On Thu, Jul 09, 2009 at 01:28:23AM +0200, Robert Virding wrote:
> 2009/7/8 Thomas Lindgren <>
> 
> > ----- Original Message ----
> > > From: Richard O'Keefe <>
> > >
> > > Let's take two apparently similar functions:
> > >
> > > f(X) when is_atom(element(3, X)) ; true -> 42.
> > >
> > > g(X) when is_atom(element(3, X)) orelse true -> 42.
> > >
> > > By actual test, f(99) -> 42.
> > > By actual test, g(99) -> a function_clause exception.
> > >
> > > That is, in a guard, an expression using 'andalso' or
> > > 'orelse' is still an expression, and if an exception
> > > occurs in the left-hand operand, the whole expression
> > > is still skipped.
> > ....
> > > I conclude that
> > > (1) you had best be EXTREMELY cautious about using 'andalso'
> > >     and 'orelse' in guards; they are NOT drop-in replacements
> > >     for ',' and ';', and
> > > (2) it is long past time that Erlang allowed nested use of
> > >     ',' and ';' in guards.
> >
> > Guards are an awful mess in Erlang. I'd be quite surprised if the above
> > difference in behaviour was intentional. If so, what possible purpose does
> > it serve?
> >
> 
> The above difference is intentional! There is one fundamental and important
> difference between using orelse/or or ';' and that is in the case of
> exceptions. If an exception occurs in the case:
> 
> G1 ; G2 ; G3 ; ...
> 
> say in G1 then G1 will fail and G2 will be attempted, as an exception is
> equivalent to failure. This is logical as they are separate guards. However,
> if an exception occurs in:
> 
> G1 orelse G2 orelse G3 ...
> 
> in G1 again then the WHOLE guard expression will fail, G2 will never be
> tried as it is part of the same expression. This IS intentional as using ';'
> is exactly equivalent to separate clauses with the same RHS. So
> 
> f(...) when G1 ; G2 ; G3 -> <RHS>.
> 
> is the same as:
> 
> f(...) when G1 -> <RHS>;
> f(...) when G2 -> <RHS>;
> f(...) when G3 -> <RHS>.
> 
> This functionality was added for just this case. There is logic in the
> madness. It was simple before with only simple guard tests, it only became
> confusing when logical expressions were allowed in guards. They are
> practical but were only added later, THEY are the odd man out.
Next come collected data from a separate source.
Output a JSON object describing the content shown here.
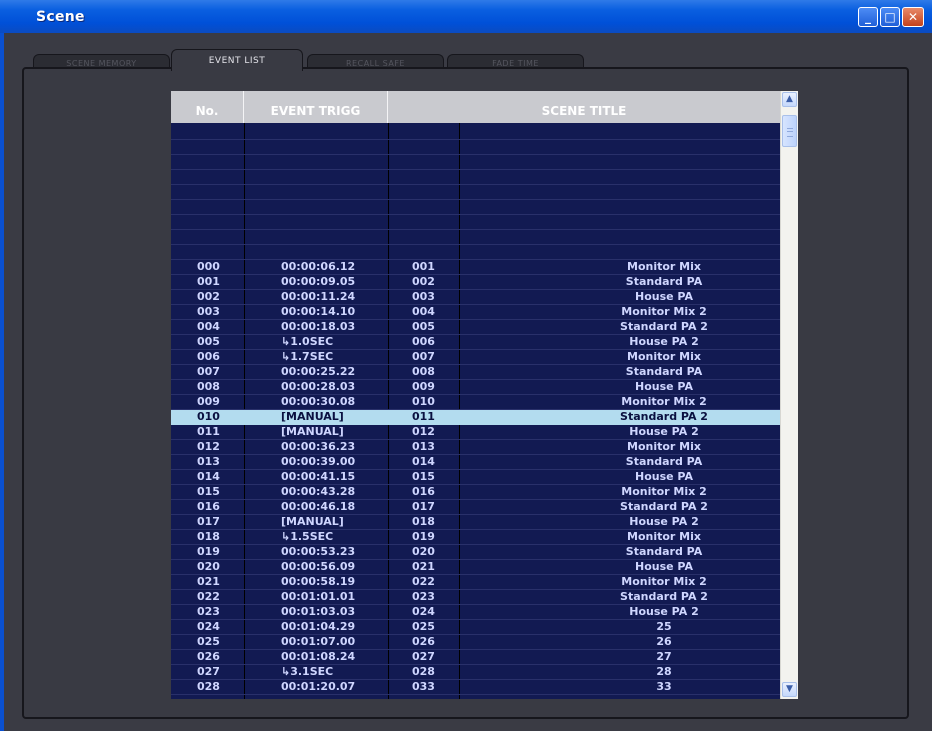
{
  "window": {
    "title": "Scene"
  },
  "tabs": [
    {
      "label": "SCENE MEMORY",
      "active": false
    },
    {
      "label": "EVENT LIST",
      "active": true
    },
    {
      "label": "RECALL SAFE",
      "active": false
    },
    {
      "label": "FADE TIME",
      "active": false
    }
  ],
  "table": {
    "headers": {
      "no": "No.",
      "event_trigger": "EVENT TRIGG",
      "scene": "",
      "scene_title": "SCENE TITLE"
    },
    "empty_rows": 9,
    "selected_index": 10,
    "rows": [
      {
        "no": "000",
        "trigger": "00:00:06.12",
        "scene": "001",
        "title": "Monitor Mix"
      },
      {
        "no": "001",
        "trigger": "00:00:09.05",
        "scene": "002",
        "title": "Standard PA"
      },
      {
        "no": "002",
        "trigger": "00:00:11.24",
        "scene": "003",
        "title": "House PA"
      },
      {
        "no": "003",
        "trigger": "00:00:14.10",
        "scene": "004",
        "title": "Monitor Mix 2"
      },
      {
        "no": "004",
        "trigger": "00:00:18.03",
        "scene": "005",
        "title": "Standard PA 2"
      },
      {
        "no": "005",
        "trigger": "↳1.0SEC",
        "scene": "006",
        "title": "House PA 2"
      },
      {
        "no": "006",
        "trigger": "↳1.7SEC",
        "scene": "007",
        "title": "Monitor Mix"
      },
      {
        "no": "007",
        "trigger": "00:00:25.22",
        "scene": "008",
        "title": "Standard PA"
      },
      {
        "no": "008",
        "trigger": "00:00:28.03",
        "scene": "009",
        "title": "House PA"
      },
      {
        "no": "009",
        "trigger": "00:00:30.08",
        "scene": "010",
        "title": "Monitor Mix 2"
      },
      {
        "no": "010",
        "trigger": "[MANUAL]",
        "scene": "011",
        "title": "Standard PA 2"
      },
      {
        "no": "011",
        "trigger": "[MANUAL]",
        "scene": "012",
        "title": "House PA 2"
      },
      {
        "no": "012",
        "trigger": "00:00:36.23",
        "scene": "013",
        "title": "Monitor Mix"
      },
      {
        "no": "013",
        "trigger": "00:00:39.00",
        "scene": "014",
        "title": "Standard PA"
      },
      {
        "no": "014",
        "trigger": "00:00:41.15",
        "scene": "015",
        "title": "House PA"
      },
      {
        "no": "015",
        "trigger": "00:00:43.28",
        "scene": "016",
        "title": "Monitor Mix 2"
      },
      {
        "no": "016",
        "trigger": "00:00:46.18",
        "scene": "017",
        "title": "Standard PA 2"
      },
      {
        "no": "017",
        "trigger": "[MANUAL]",
        "scene": "018",
        "title": "House PA 2"
      },
      {
        "no": "018",
        "trigger": "↳1.5SEC",
        "scene": "019",
        "title": "Monitor Mix"
      },
      {
        "no": "019",
        "trigger": "00:00:53.23",
        "scene": "020",
        "title": "Standard PA"
      },
      {
        "no": "020",
        "trigger": "00:00:56.09",
        "scene": "021",
        "title": "House PA"
      },
      {
        "no": "021",
        "trigger": "00:00:58.19",
        "scene": "022",
        "title": "Monitor Mix 2"
      },
      {
        "no": "022",
        "trigger": "00:01:01.01",
        "scene": "023",
        "title": "Standard PA 2"
      },
      {
        "no": "023",
        "trigger": "00:01:03.03",
        "scene": "024",
        "title": "House PA 2"
      },
      {
        "no": "024",
        "trigger": "00:01:04.29",
        "scene": "025",
        "title": "25"
      },
      {
        "no": "025",
        "trigger": "00:01:07.00",
        "scene": "026",
        "title": "26"
      },
      {
        "no": "026",
        "trigger": "00:01:08.24",
        "scene": "027",
        "title": "27"
      },
      {
        "no": "027",
        "trigger": "↳3.1SEC",
        "scene": "028",
        "title": "28"
      },
      {
        "no": "028",
        "trigger": "00:01:20.07",
        "scene": "033",
        "title": "33"
      }
    ]
  },
  "icons": {
    "minimize": "minimize-icon",
    "maximize": "maximize-icon",
    "close": "close-icon",
    "scroll_up": "arrow-up-icon",
    "scroll_down": "arrow-down-icon"
  }
}
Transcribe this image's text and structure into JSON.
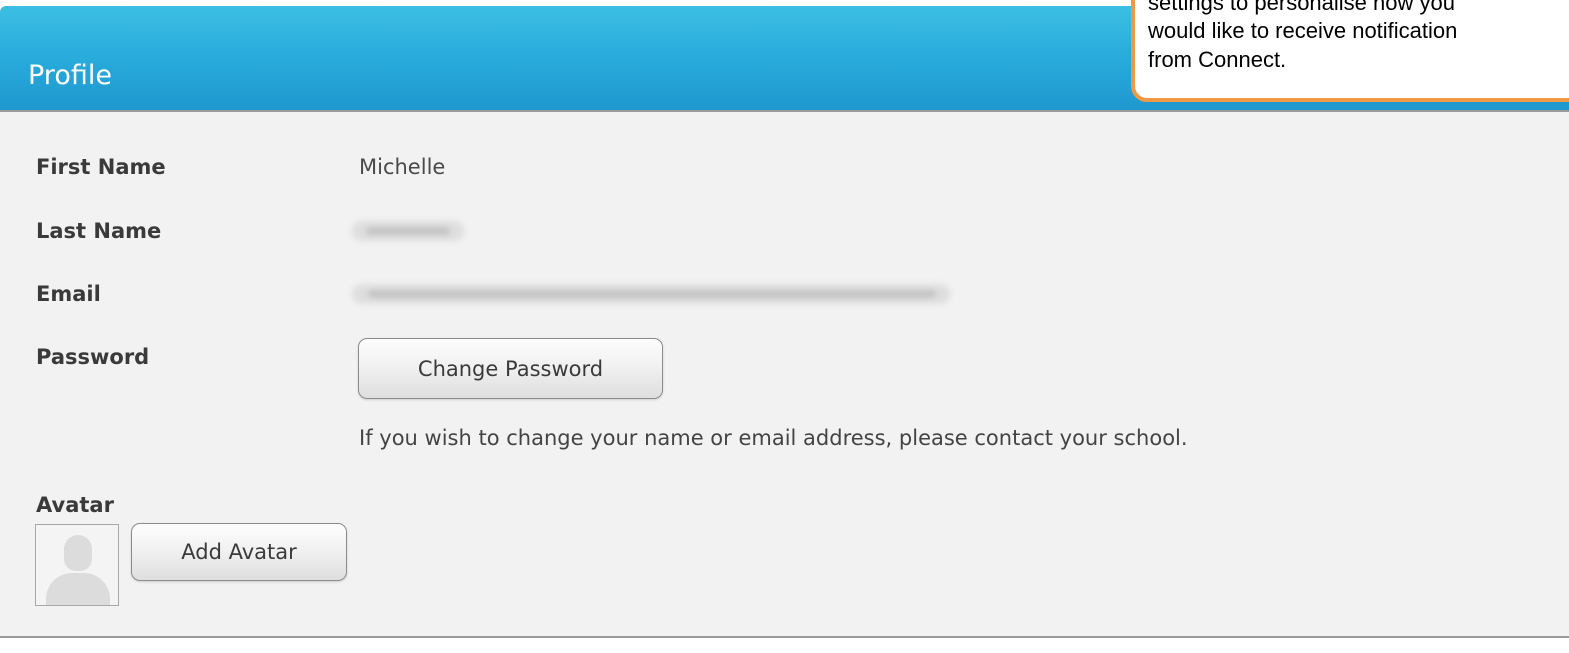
{
  "header": {
    "title": "Profile"
  },
  "profile": {
    "first_name_label": "First Name",
    "first_name_value": "Michelle",
    "last_name_label": "Last Name",
    "email_label": "Email",
    "password_label": "Password",
    "change_password_button": "Change Password",
    "hint": "If you wish to change your name or email address, please contact your school.",
    "avatar_label": "Avatar",
    "add_avatar_button": "Add Avatar"
  },
  "callout": {
    "lines": [
      "settings to personalise how you",
      "would like to receive notification",
      "from Connect."
    ]
  }
}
This is also
> why originally there were no problems with type tests without is_ in guards.
> 
> Guards were always meant to be part of pattern matching and no more.
> 
> Robert
^^^^^^^^^^^^^^^^^^^^^^^^^^^^^^^^^^^^^^^^^^^^^^^^^^^^^^^^^^^^^^^^^^^^^

 Thank you for this history and explanation, Robert.  It makes it
 much easier for me to remember and understand how the ';'  works.